In general relativity, the continuity equation says $$ \partial_{\mu}\left(\rho_0c\dfrac{dx^{\mu}}{ds}\sqrt{-g}\right) = 0 $$
with $\rho_0$ being the proper density, as seen by an observer who is at rest with respect to the matter.
This is a general-relativistic version of $$ \partial_{\mu}\left(\dfrac{\rho_0}{\sqrt{1-\tfrac{v^2}{c^2}}}\dfrac{dx^{\mu}}{dt}\right) = 0 $$
which in turn, is a lorentz-covariant version of $$ \partial_{\mu}\left(\rho_0\dfrac{dx^{\mu}}{dt}\right) = 0. $$
I can understand the physical intuition behind the second one.

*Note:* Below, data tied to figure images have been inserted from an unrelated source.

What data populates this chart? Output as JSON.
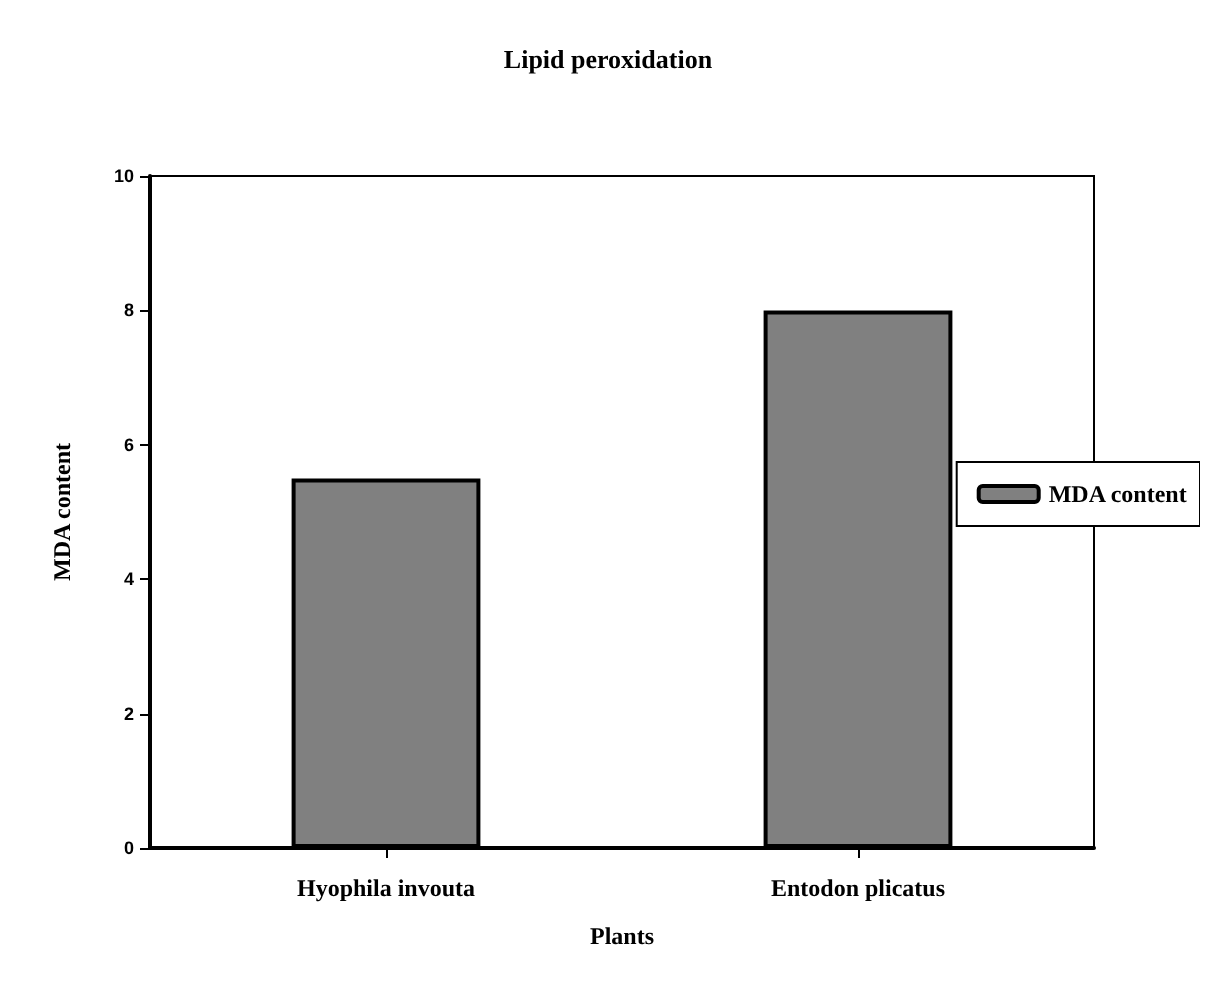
{
  "chart_data": {
    "type": "bar",
    "title": "Lipid peroxidation",
    "xlabel": "Plants",
    "ylabel": "MDA content",
    "categories": [
      "Hyophila invouta",
      "Entodon plicatus"
    ],
    "series": [
      {
        "name": "MDA content",
        "color": "#808080",
        "values": [
          5.5,
          8.0
        ]
      }
    ],
    "ylim": [
      0,
      10
    ],
    "yticks": [
      0,
      2,
      4,
      6,
      8,
      10
    ],
    "grid": false,
    "legend": "right"
  }
}
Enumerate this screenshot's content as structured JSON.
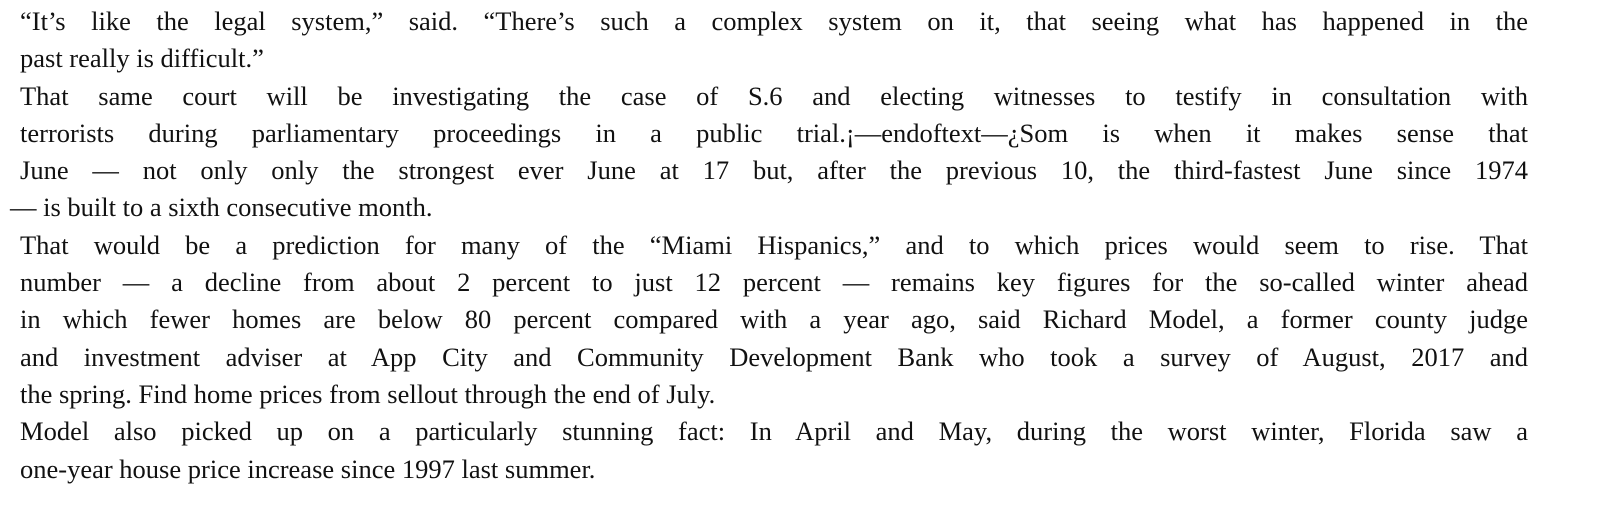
{
  "paragraphs": [
    {
      "lines": [
        "“It’s like the legal system,” said.  “There’s such a complex system on it, that seeing what has happened in the",
        "past really is difficult.”"
      ]
    },
    {
      "lines": [
        "That same court will be investigating the case of S.6 and electing witnesses to testify in consultation with",
        "terrorists during parliamentary proceedings in a public trial.¡—endoftext—¿Som is when it makes sense that",
        "June — not only only the strongest ever June at 17 but, after the previous 10, the third-fastest June since 1974",
        "— is built to a sixth consecutive month."
      ]
    },
    {
      "lines": [
        "That would be a prediction for many of the “Miami Hispanics,” and to which prices would seem to rise.  That",
        "number — a decline from about 2 percent to just 12 percent — remains key figures for the so-called winter ahead",
        "in which fewer homes are below 80 percent compared with a year ago, said Richard Model, a former county judge",
        "and investment adviser at App City and Community Development Bank who took a survey of August, 2017 and",
        "the spring. Find home prices from sellout through the end of July."
      ]
    },
    {
      "lines": [
        "Model also picked up on a particularly stunning fact: In April and May, during the worst winter, Florida saw a",
        "one-year house price increase since 1997 last summer."
      ]
    }
  ]
}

An observer who looks at a given volume element and sees matter moving at speed $v$ will perceive a lorentz contracted piece of matter with density equal to $$ \dfrac{\rho_0}{\sqrt{1-\tfrac{v^2}{c^2}}}. $$
However, I don't see the motivation for the first equation (apart from imposing general covariance on the second one). The matter density there seems equal to $$ \dfrac{\rho_0c}{\sqrt{\dfrac{dx^{\mu}}{dt}g_{\mu\nu}\dfrac{dx^{\nu}}{dt}}}\sqrt{-g} $$
but I am at a loss as to why.